Bitcoin digital dissolve. Source: TechGaged / Shutterstock
Quantum Breakthrough Sparks Fresh Fear for Bitcoin Security
In Brief
- • New research raises concerns about quantum threats to Bitcoin.
- • A potential “Q-day” could arrive within the next decade.
- • The risk remains theoretical but is advancing faster than expected.
Bitcoin (BTC) security researcher Justin Drake says new quantum computing research has increased the chances that powerful machines could break crypto security within the next decade. He now estimates a 10% chance of a so-called “Q-day” by 2032, when quantum computers could crack widely used encryption like the one behind Bitcoin. In simple terms, this would mean a machine could figure out someone’s private key from their public key, something that is currently considered practically impossible.
What changed with the new research
According to Drake’s X post on March 31, two new research papers made improvements to a well-known quantum method called Shor’s algorithm, which aims to break modern encryption.
One paper (linked to Google researchers) shows it might take far fewer “logical qubits” than previously thought. Another paper suggests a different type of quantum machine could do the same job with about 40x fewer physical resources

In best-case scenarios, a powerful quantum computer could crack a key in minutes, while slower versions might take around 10 days. That is still theoretical, but the gap between “impossible” and “possible” just got smaller.

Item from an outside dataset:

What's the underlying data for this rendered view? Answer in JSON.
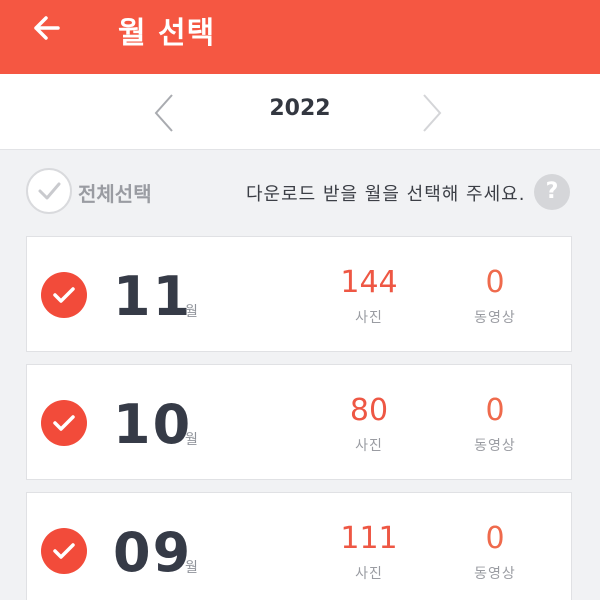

Why this matters for crypto
As it happens, Bitcoin and many other cryptocurrencies rely on a type of cryptography (called elliptic curve cryptography) to keep wallets secure. Right now, even the best classical computers would take billions of years to break it. Quantum computers, however, could change that.
That said, only exposed public keys (for example, after you send a transaction) would be at risk. Funds sitting in unused addresses are much harder to target.
Now, this isn’t an immediate threat, at least not yet, as today’s quantum computers are still far from being able to truly break Bitcoin. However, the direction is what’s worrying researchers.
Drake’s takeaway is that progress is happening faster than expected, even basic improvements are making a difference, and AI hasn’t even been fully used yet to optimize these systems. That suggests the timeline could accelerate.
Meanwhile, the crypto industry is already working on post-quantum cryptography, which would protect against these future attacks. For now, this is more of a “prepare early” warning than a crisis.
But if progress continues at this pace, the conversation around Bitcoin security could shift from theoretical to practical much sooner than many expected.